The implementation of the national preceptorship framework for nurses must be made mandatory, and monitored and evaluated to ensure the needs of newly qualified nurses, including IENs, are met.
International recruitment agencies should work in partnership with host country agencies to deliver pre-departure seminars for IENs focusing on cultural awareness, social integration and pastoral care. Pre-departure seminars will help manage the expectations of IENs when they arrive in the host country.
Employers should consider allocating mentors to IENs. Where possible, this would be someone from the same country or culture who has been in the organisation for some time and has been successfully integrated into the organisation. They may help address the issue of ‘culture shock’ and could motivate and inspire.
Employers should work with international nursing associations to gain better understanding of cultural diversity and insights on how to address the challenges faced by IENs, including their pastoral care needs, and enable them to establish a successful career in their host country.

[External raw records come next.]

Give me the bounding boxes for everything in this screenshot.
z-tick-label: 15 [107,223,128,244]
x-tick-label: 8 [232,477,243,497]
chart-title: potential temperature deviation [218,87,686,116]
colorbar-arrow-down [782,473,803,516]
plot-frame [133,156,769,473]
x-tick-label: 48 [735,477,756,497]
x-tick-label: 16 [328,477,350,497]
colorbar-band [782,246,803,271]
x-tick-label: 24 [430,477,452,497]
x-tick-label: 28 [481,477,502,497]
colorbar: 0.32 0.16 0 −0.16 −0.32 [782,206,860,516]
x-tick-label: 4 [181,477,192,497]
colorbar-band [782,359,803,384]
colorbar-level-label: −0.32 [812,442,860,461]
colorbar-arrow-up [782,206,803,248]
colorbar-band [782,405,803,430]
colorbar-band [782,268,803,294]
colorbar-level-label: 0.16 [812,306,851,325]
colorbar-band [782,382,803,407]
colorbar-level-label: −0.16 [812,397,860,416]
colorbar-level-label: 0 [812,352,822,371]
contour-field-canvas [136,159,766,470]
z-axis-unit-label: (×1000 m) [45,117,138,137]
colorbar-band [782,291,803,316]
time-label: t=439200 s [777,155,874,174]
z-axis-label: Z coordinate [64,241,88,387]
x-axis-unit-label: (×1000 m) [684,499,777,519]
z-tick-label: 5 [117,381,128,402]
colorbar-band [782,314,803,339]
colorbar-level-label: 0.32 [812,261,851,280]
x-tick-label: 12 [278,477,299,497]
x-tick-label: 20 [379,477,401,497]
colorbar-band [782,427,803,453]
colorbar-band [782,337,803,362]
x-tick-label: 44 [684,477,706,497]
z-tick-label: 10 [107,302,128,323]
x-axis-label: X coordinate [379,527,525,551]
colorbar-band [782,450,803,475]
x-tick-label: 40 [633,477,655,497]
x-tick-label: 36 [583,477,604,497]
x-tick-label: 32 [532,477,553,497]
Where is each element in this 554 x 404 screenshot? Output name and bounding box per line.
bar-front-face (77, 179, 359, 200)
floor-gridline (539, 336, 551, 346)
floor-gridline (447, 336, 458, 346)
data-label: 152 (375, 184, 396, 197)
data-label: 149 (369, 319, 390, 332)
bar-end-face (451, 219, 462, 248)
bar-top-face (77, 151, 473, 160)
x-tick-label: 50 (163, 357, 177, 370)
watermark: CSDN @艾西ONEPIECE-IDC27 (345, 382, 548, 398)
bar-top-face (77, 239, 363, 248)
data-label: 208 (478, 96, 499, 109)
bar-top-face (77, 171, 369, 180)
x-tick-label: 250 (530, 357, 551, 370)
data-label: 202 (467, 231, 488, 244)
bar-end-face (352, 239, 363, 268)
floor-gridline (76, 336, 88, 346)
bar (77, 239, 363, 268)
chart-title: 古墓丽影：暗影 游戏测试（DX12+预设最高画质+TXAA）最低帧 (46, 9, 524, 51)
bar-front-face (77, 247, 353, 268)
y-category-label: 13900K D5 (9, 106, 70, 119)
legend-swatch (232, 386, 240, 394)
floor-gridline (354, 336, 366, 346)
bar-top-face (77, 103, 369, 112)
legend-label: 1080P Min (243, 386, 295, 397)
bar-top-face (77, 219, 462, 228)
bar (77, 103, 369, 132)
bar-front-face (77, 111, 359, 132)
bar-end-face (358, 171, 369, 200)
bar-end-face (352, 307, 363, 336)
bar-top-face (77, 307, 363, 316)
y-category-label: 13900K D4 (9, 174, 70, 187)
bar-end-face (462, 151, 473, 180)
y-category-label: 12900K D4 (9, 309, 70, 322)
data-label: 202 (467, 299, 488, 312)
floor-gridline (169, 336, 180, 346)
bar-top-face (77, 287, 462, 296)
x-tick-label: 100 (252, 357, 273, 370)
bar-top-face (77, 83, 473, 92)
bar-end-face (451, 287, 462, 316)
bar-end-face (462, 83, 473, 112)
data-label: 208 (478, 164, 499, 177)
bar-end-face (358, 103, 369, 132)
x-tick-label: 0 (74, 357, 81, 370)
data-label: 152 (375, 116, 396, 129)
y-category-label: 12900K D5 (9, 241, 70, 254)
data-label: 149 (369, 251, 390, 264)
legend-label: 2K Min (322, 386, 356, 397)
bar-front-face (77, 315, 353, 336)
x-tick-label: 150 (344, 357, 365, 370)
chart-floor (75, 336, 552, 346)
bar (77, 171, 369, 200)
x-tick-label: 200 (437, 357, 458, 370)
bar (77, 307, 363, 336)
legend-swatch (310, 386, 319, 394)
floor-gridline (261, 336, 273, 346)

In view of the findings of this integrative review, and the lack of research on the experiences of IENs who have successfully integrated into the NHS workforce, a longitudinal phenomenological research study using a semi-structured interview is suggested. Future research is needed to explore specific aspects of IENs' lived experiences in more depth, such as the relationship between self-efficacy, community of practice and success in the context of IENs' lifelong learning processes.